4. Perico N, Antiga L, Caroli A, et al. Sirolimus therapy to halt the progression of ADPKD. J Am Soc Nephrol 2010;21:1031-1040. doi:10.1681/ASN.2009121302 (2010).
5. Walz G, Budde K, Mannaa M, et al. Everolimus in patients with autosomal dominant polycystic kidney disease. N Engl J Med 2010;363:830-840. doi:10.1056/NEJMoa1003491.

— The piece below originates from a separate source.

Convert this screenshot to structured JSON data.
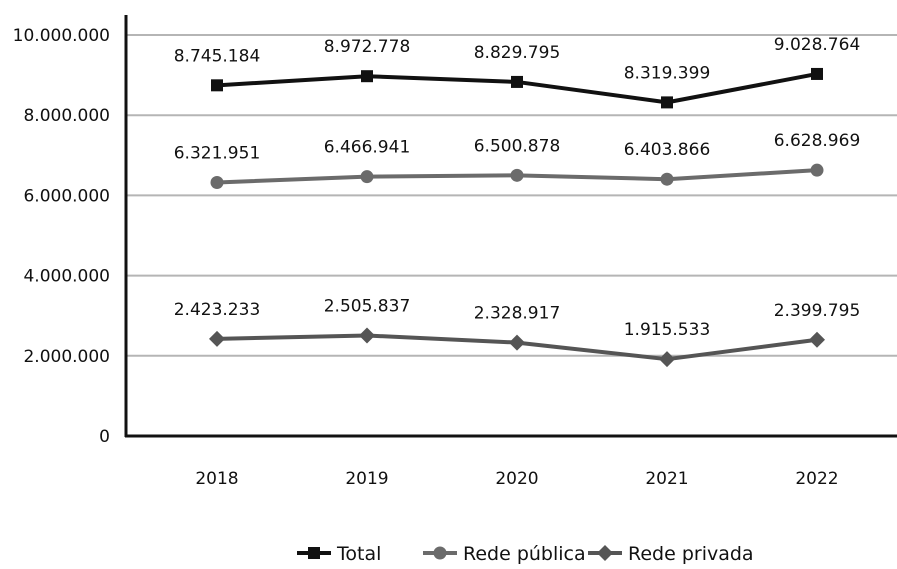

ADPKD is characterized by cyst formation in multiple organs including the kidney (and the liver) leading to chronic kidney disease (CKD). A majority of patients carry mutations in PKD1 or PKD2 gene. Since it is an autosomal dominant disease, one copy of the mutant gene is sufficient to cause disease. Offspring of ADPKD patients have a 50% chance of inheriting the gene and, therefore, develop the disease. With the advancement of in vitro fertilization technology, embryos can be screened for PKD gene mutations. ADPKD women with normal blood pressure and kidney function have favorable course of pregnancy. However, their risk of developing hypertension and preeclampsia during pregnancy is higher1. Exposure to estrogen and progesterone during pregnancy could also potentially aggravate polycystic liver disease1.

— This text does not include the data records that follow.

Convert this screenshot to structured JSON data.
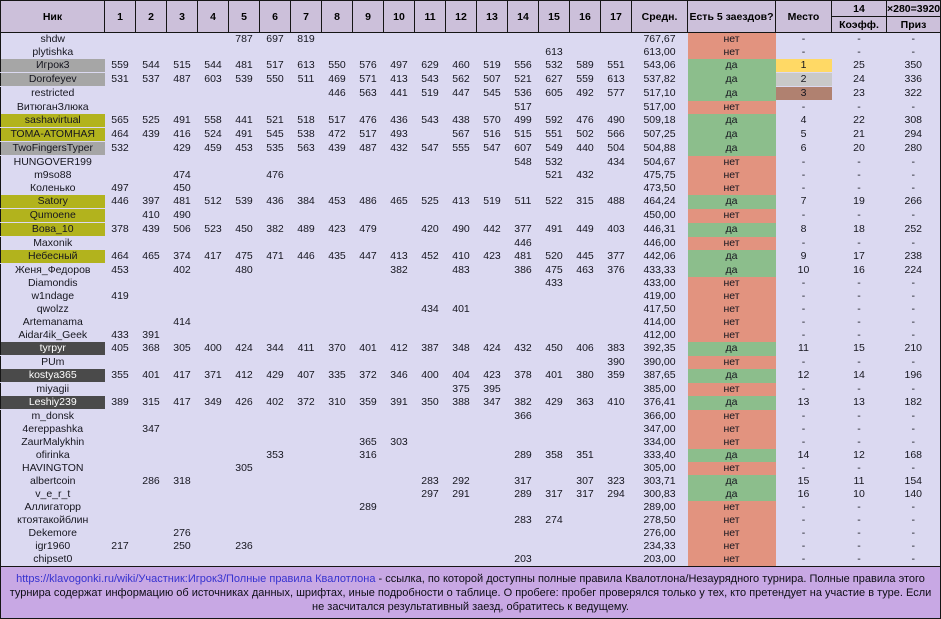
{
  "table": {
    "nick_header": "Ник",
    "race_columns": [
      "1",
      "2",
      "3",
      "4",
      "5",
      "6",
      "7",
      "8",
      "9",
      "10",
      "11",
      "12",
      "13",
      "14",
      "15",
      "16",
      "17"
    ],
    "avg_header": "Средн.",
    "five_header": "Есть 5 заездов?",
    "place_header": "Место",
    "coeff_top": "14",
    "prize_top": "×280=3920",
    "coeff_header": "Коэфф.",
    "prize_header": "Приз",
    "rows": [
      {
        "nick": "shdw",
        "hl": "none",
        "scores": {
          "5": "787",
          "6": "697",
          "7": "819"
        },
        "avg": "767,67",
        "five": "нет",
        "place": "-",
        "coeff": "-",
        "prize": "-"
      },
      {
        "nick": "plytishka",
        "hl": "none",
        "scores": {
          "15": "613"
        },
        "avg": "613,00",
        "five": "нет",
        "place": "-",
        "coeff": "-",
        "prize": "-"
      },
      {
        "nick": "Игрок3",
        "hl": "gray",
        "medal": "gold",
        "scores": {
          "1": "559",
          "2": "544",
          "3": "515",
          "4": "544",
          "5": "481",
          "6": "517",
          "7": "613",
          "8": "550",
          "9": "576",
          "10": "497",
          "11": "629",
          "12": "460",
          "13": "519",
          "14": "556",
          "15": "532",
          "16": "589",
          "17": "551"
        },
        "avg": "543,06",
        "five": "да",
        "place": "1",
        "coeff": "25",
        "prize": "350"
      },
      {
        "nick": "Dorofeyev",
        "hl": "gray",
        "medal": "silver",
        "scores": {
          "1": "531",
          "2": "537",
          "3": "487",
          "4": "603",
          "5": "539",
          "6": "550",
          "7": "511",
          "8": "469",
          "9": "571",
          "10": "413",
          "11": "543",
          "12": "562",
          "13": "507",
          "14": "521",
          "15": "627",
          "16": "559",
          "17": "613"
        },
        "avg": "537,82",
        "five": "да",
        "place": "2",
        "coeff": "24",
        "prize": "336"
      },
      {
        "nick": "restricted",
        "hl": "none",
        "medal": "bronze",
        "scores": {
          "8": "446",
          "9": "563",
          "10": "441",
          "11": "519",
          "12": "447",
          "13": "545",
          "14": "536",
          "15": "605",
          "16": "492",
          "17": "577"
        },
        "avg": "517,10",
        "five": "да",
        "place": "3",
        "coeff": "23",
        "prize": "322"
      },
      {
        "nick": "ВитюганЗлюка",
        "hl": "none",
        "scores": {
          "14": "517"
        },
        "avg": "517,00",
        "five": "нет",
        "place": "-",
        "coeff": "-",
        "prize": "-"
      },
      {
        "nick": "sashavirtual",
        "hl": "olive",
        "scores": {
          "1": "565",
          "2": "525",
          "3": "491",
          "4": "558",
          "5": "441",
          "6": "521",
          "7": "518",
          "8": "517",
          "9": "476",
          "10": "436",
          "11": "543",
          "12": "438",
          "13": "570",
          "14": "499",
          "15": "592",
          "16": "476",
          "17": "490"
        },
        "avg": "509,18",
        "five": "да",
        "place": "4",
        "coeff": "22",
        "prize": "308"
      },
      {
        "nick": "ТОМА-АТОМНАЯ",
        "hl": "olive",
        "scores": {
          "1": "464",
          "2": "439",
          "3": "416",
          "4": "524",
          "5": "491",
          "6": "545",
          "7": "538",
          "8": "472",
          "9": "517",
          "10": "493",
          "12": "567",
          "13": "516",
          "14": "515",
          "15": "551",
          "16": "502",
          "17": "566"
        },
        "avg": "507,25",
        "five": "да",
        "place": "5",
        "coeff": "21",
        "prize": "294"
      },
      {
        "nick": "TwoFingersTyper",
        "hl": "gray",
        "scores": {
          "1": "532",
          "3": "429",
          "4": "459",
          "5": "453",
          "6": "535",
          "7": "563",
          "8": "439",
          "9": "487",
          "10": "432",
          "11": "547",
          "12": "555",
          "13": "547",
          "14": "607",
          "15": "549",
          "16": "440",
          "17": "504"
        },
        "avg": "504,88",
        "five": "да",
        "place": "6",
        "coeff": "20",
        "prize": "280"
      },
      {
        "nick": "HUNGOVER199",
        "hl": "none",
        "scores": {
          "14": "548",
          "15": "532",
          "17": "434"
        },
        "avg": "504,67",
        "five": "нет",
        "place": "-",
        "coeff": "-",
        "prize": "-"
      },
      {
        "nick": "m9so88",
        "hl": "none",
        "scores": {
          "3": "474",
          "6": "476",
          "15": "521",
          "16": "432"
        },
        "avg": "475,75",
        "five": "нет",
        "place": "-",
        "coeff": "-",
        "prize": "-"
      },
      {
        "nick": "Коленько",
        "hl": "none",
        "scores": {
          "1": "497",
          "3": "450"
        },
        "avg": "473,50",
        "five": "нет",
        "place": "-",
        "coeff": "-",
        "prize": "-"
      },
      {
        "nick": "Satory",
        "hl": "olive",
        "scores": {
          "1": "446",
          "2": "397",
          "3": "481",
          "4": "512",
          "5": "539",
          "6": "436",
          "7": "384",
          "8": "453",
          "9": "486",
          "10": "465",
          "11": "525",
          "12": "413",
          "13": "519",
          "14": "511",
          "15": "522",
          "16": "315",
          "17": "488"
        },
        "avg": "464,24",
        "five": "да",
        "place": "7",
        "coeff": "19",
        "prize": "266"
      },
      {
        "nick": "Qumoene",
        "hl": "olive",
        "scores": {
          "2": "410",
          "3": "490"
        },
        "avg": "450,00",
        "five": "нет",
        "place": "-",
        "coeff": "-",
        "prize": "-"
      },
      {
        "nick": "Вова_10",
        "hl": "olive",
        "scores": {
          "1": "378",
          "2": "439",
          "3": "506",
          "4": "523",
          "5": "450",
          "6": "382",
          "7": "489",
          "8": "423",
          "9": "479",
          "11": "420",
          "12": "490",
          "13": "442",
          "14": "377",
          "15": "491",
          "16": "449",
          "17": "403"
        },
        "avg": "446,31",
        "five": "да",
        "place": "8",
        "coeff": "18",
        "prize": "252"
      },
      {
        "nick": "Maxonik",
        "hl": "none",
        "scores": {
          "14": "446"
        },
        "avg": "446,00",
        "five": "нет",
        "place": "-",
        "coeff": "-",
        "prize": "-"
      },
      {
        "nick": "Небесный",
        "hl": "olive",
        "scores": {
          "1": "464",
          "2": "465",
          "3": "374",
          "4": "417",
          "5": "475",
          "6": "471",
          "7": "446",
          "8": "435",
          "9": "447",
          "10": "413",
          "11": "452",
          "12": "410",
          "13": "423",
          "14": "481",
          "15": "520",
          "16": "445",
          "17": "377"
        },
        "avg": "442,06",
        "five": "да",
        "place": "9",
        "coeff": "17",
        "prize": "238"
      },
      {
        "nick": "Женя_Федоров",
        "hl": "none",
        "scores": {
          "1": "453",
          "3": "402",
          "5": "480",
          "10": "382",
          "12": "483",
          "14": "386",
          "15": "475",
          "16": "463",
          "17": "376"
        },
        "avg": "433,33",
        "five": "да",
        "place": "10",
        "coeff": "16",
        "prize": "224"
      },
      {
        "nick": "Diamondis",
        "hl": "none",
        "scores": {
          "15": "433"
        },
        "avg": "433,00",
        "five": "нет",
        "place": "-",
        "coeff": "-",
        "prize": "-"
      },
      {
        "nick": "w1ndage",
        "hl": "none",
        "scores": {
          "1": "419"
        },
        "avg": "419,00",
        "five": "нет",
        "place": "-",
        "coeff": "-",
        "prize": "-"
      },
      {
        "nick": "qwolzz",
        "hl": "none",
        "scores": {
          "11": "434",
          "12": "401"
        },
        "avg": "417,50",
        "five": "нет",
        "place": "-",
        "coeff": "-",
        "prize": "-"
      },
      {
        "nick": "Artemanama",
        "hl": "none",
        "scores": {
          "3": "414"
        },
        "avg": "414,00",
        "five": "нет",
        "place": "-",
        "coeff": "-",
        "prize": "-"
      },
      {
        "nick": "Aidar4ik_Geek",
        "hl": "none",
        "scores": {
          "1": "433",
          "2": "391"
        },
        "avg": "412,00",
        "five": "нет",
        "place": "-",
        "coeff": "-",
        "prize": "-"
      },
      {
        "nick": "tyrpyr",
        "hl": "dark",
        "scores": {
          "1": "405",
          "2": "368",
          "3": "305",
          "4": "400",
          "5": "424",
          "6": "344",
          "7": "411",
          "8": "370",
          "9": "401",
          "10": "412",
          "11": "387",
          "12": "348",
          "13": "424",
          "14": "432",
          "15": "450",
          "16": "406",
          "17": "383"
        },
        "avg": "392,35",
        "five": "да",
        "place": "11",
        "coeff": "15",
        "prize": "210"
      },
      {
        "nick": "PUm",
        "hl": "none",
        "scores": {
          "17": "390"
        },
        "avg": "390,00",
        "five": "нет",
        "place": "-",
        "coeff": "-",
        "prize": "-"
      },
      {
        "nick": "kostya365",
        "hl": "dark",
        "scores": {
          "1": "355",
          "2": "401",
          "3": "417",
          "4": "371",
          "5": "412",
          "6": "429",
          "7": "407",
          "8": "335",
          "9": "372",
          "10": "346",
          "11": "400",
          "12": "404",
          "13": "423",
          "14": "378",
          "15": "401",
          "16": "380",
          "17": "359"
        },
        "avg": "387,65",
        "five": "да",
        "place": "12",
        "coeff": "14",
        "prize": "196"
      },
      {
        "nick": "miyagii",
        "hl": "none",
        "scores": {
          "12": "375",
          "13": "395"
        },
        "avg": "385,00",
        "five": "нет",
        "place": "-",
        "coeff": "-",
        "prize": "-"
      },
      {
        "nick": "Leshiy239",
        "hl": "dark",
        "scores": {
          "1": "389",
          "2": "315",
          "3": "417",
          "4": "349",
          "5": "426",
          "6": "402",
          "7": "372",
          "8": "310",
          "9": "359",
          "10": "391",
          "11": "350",
          "12": "388",
          "13": "347",
          "14": "382",
          "15": "429",
          "16": "363",
          "17": "410"
        },
        "avg": "376,41",
        "five": "да",
        "place": "13",
        "coeff": "13",
        "prize": "182"
      },
      {
        "nick": "m_donsk",
        "hl": "none",
        "scores": {
          "14": "366"
        },
        "avg": "366,00",
        "five": "нет",
        "place": "-",
        "coeff": "-",
        "prize": "-"
      },
      {
        "nick": "4ereppashka",
        "hl": "none",
        "scores": {
          "2": "347"
        },
        "avg": "347,00",
        "five": "нет",
        "place": "-",
        "coeff": "-",
        "prize": "-"
      },
      {
        "nick": "ZaurMalykhin",
        "hl": "none",
        "scores": {
          "9": "365",
          "10": "303"
        },
        "avg": "334,00",
        "five": "нет",
        "place": "-",
        "coeff": "-",
        "prize": "-"
      },
      {
        "nick": "ofirinka",
        "hl": "none",
        "scores": {
          "6": "353",
          "9": "316",
          "14": "289",
          "15": "358",
          "16": "351"
        },
        "avg": "333,40",
        "five": "да",
        "place": "14",
        "coeff": "12",
        "prize": "168"
      },
      {
        "nick": "HAVINGTON",
        "hl": "none",
        "scores": {
          "5": "305"
        },
        "avg": "305,00",
        "five": "нет",
        "place": "-",
        "coeff": "-",
        "prize": "-"
      },
      {
        "nick": "albertcoin",
        "hl": "none",
        "scores": {
          "2": "286",
          "3": "318",
          "11": "283",
          "12": "292",
          "14": "317",
          "16": "307",
          "17": "323"
        },
        "avg": "303,71",
        "five": "да",
        "place": "15",
        "coeff": "11",
        "prize": "154"
      },
      {
        "nick": "v_e_r_t",
        "hl": "none",
        "scores": {
          "11": "297",
          "12": "291",
          "14": "289",
          "15": "317",
          "16": "317",
          "17": "294"
        },
        "avg": "300,83",
        "five": "да",
        "place": "16",
        "coeff": "10",
        "prize": "140"
      },
      {
        "nick": "Аллигаторр",
        "hl": "none",
        "scores": {
          "9": "289"
        },
        "avg": "289,00",
        "five": "нет",
        "place": "-",
        "coeff": "-",
        "prize": "-"
      },
      {
        "nick": "ктоятакойблин",
        "hl": "none",
        "scores": {
          "14": "283",
          "15": "274"
        },
        "avg": "278,50",
        "five": "нет",
        "place": "-",
        "coeff": "-",
        "prize": "-"
      },
      {
        "nick": "Dekemore",
        "hl": "none",
        "scores": {
          "3": "276"
        },
        "avg": "276,00",
        "five": "нет",
        "place": "-",
        "coeff": "-",
        "prize": "-"
      },
      {
        "nick": "igr1960",
        "hl": "none",
        "scores": {
          "1": "217",
          "3": "250",
          "5": "236"
        },
        "avg": "234,33",
        "five": "нет",
        "place": "-",
        "coeff": "-",
        "prize": "-"
      },
      {
        "nick": "chipset0",
        "hl": "none",
        "scores": {
          "14": "203"
        },
        "avg": "203,00",
        "five": "нет",
        "place": "-",
        "coeff": "-",
        "prize": "-"
      }
    ]
  },
  "footer": {
    "link_text": "https://klavogonki.ru/wiki/Участник:Игрок3/Полные правила Квалотлона",
    "text_after_link": " - ссылка, по которой доступны полные правила Квалотлона/Незаурядного турнира. Полные правила этого турнира содержат информацию об источниках данных, шрифтах, иные подробности о таблице. О пробеге: пробег проверялся только у тех, кто претендует на участие в туре. Если не засчитался результативный заезд, обратитесь к ведущему."
  },
  "colors": {
    "header_bg": "#ccc0da",
    "body_bg": "#dbd9f1",
    "gray_highlight": "#a6a6a6",
    "olive_highlight": "#b2b31d",
    "dark_highlight": "#4a4a4a",
    "yes_green": "#8cbe8c",
    "no_salmon": "#e2937f",
    "place_gold": "#ffd965",
    "place_silver": "#c9c9c9",
    "place_bronze": "#b08170",
    "footer_bg": "#c8a8e4",
    "link_blue": "#3632cf"
  }
}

Medical management of ADPKD includes treating hypertension, standard CKD care, screening for cerebral aneurysm if there is positive family history. A significant proportion of patients (50%) reaches end stage renal disease (ESRD). The decline in glomerular filtrate rate (GFR) is associated with higher rate of cyst growth and increased total kidney volume (TKV)2. Hypertension is prevalent in this population secondary to activation of renin-angiotensin-aldosterone system (RAS). Thus, agents to suppress RAS system such as ACEI or ARB are recommended as first line agents for ADPKD patients with hypertension. The blood pressure goal for ADPKD patients is similar to that for patients with CKD (less than 140/90 mm Hg) since there is lack of evidence to support a lower blood pressure goal1. Since this patient has normal blood pressure and has no proteinuria. There is no strong indication to start ACEI or ARB at this time. Various studies showed pathologic role of the antidiuretic hormone arginine vasopressin in ADPKD. Therefore, patients are advised to increase their water intake to suppress arginine vasopressin activity although its long term efficacy is not known1. Due to a potential effect on intracellular cAMP activity, it is recommended that patients limit caffeine intake1.
New therapies for ADPKD are emerging. A large-scale randomized control trial showed that the arginine vasopressin V2 receptor antagonist tolvaptan slowed down the growth rate of TKV and decline in eGFR for those with TKV over 750 mL3. This led to approval of tolvaptan use for ADPKD in Japan. The US FDA approval is pending review of additional data. This patient’s kidney length is 15cm, which likely represents TKV less than 750 ml. However, further imaging such as MRI is needed to better assess her TKV before we start tolvaptan. Two small trials also examined the effects of mTOR inhibitors (everolimus and sirolimus) in ADPKD patients with early CKD. Both demonstrated the ability to reduce growth rate of TKV but did not halt CKD progression 4,5.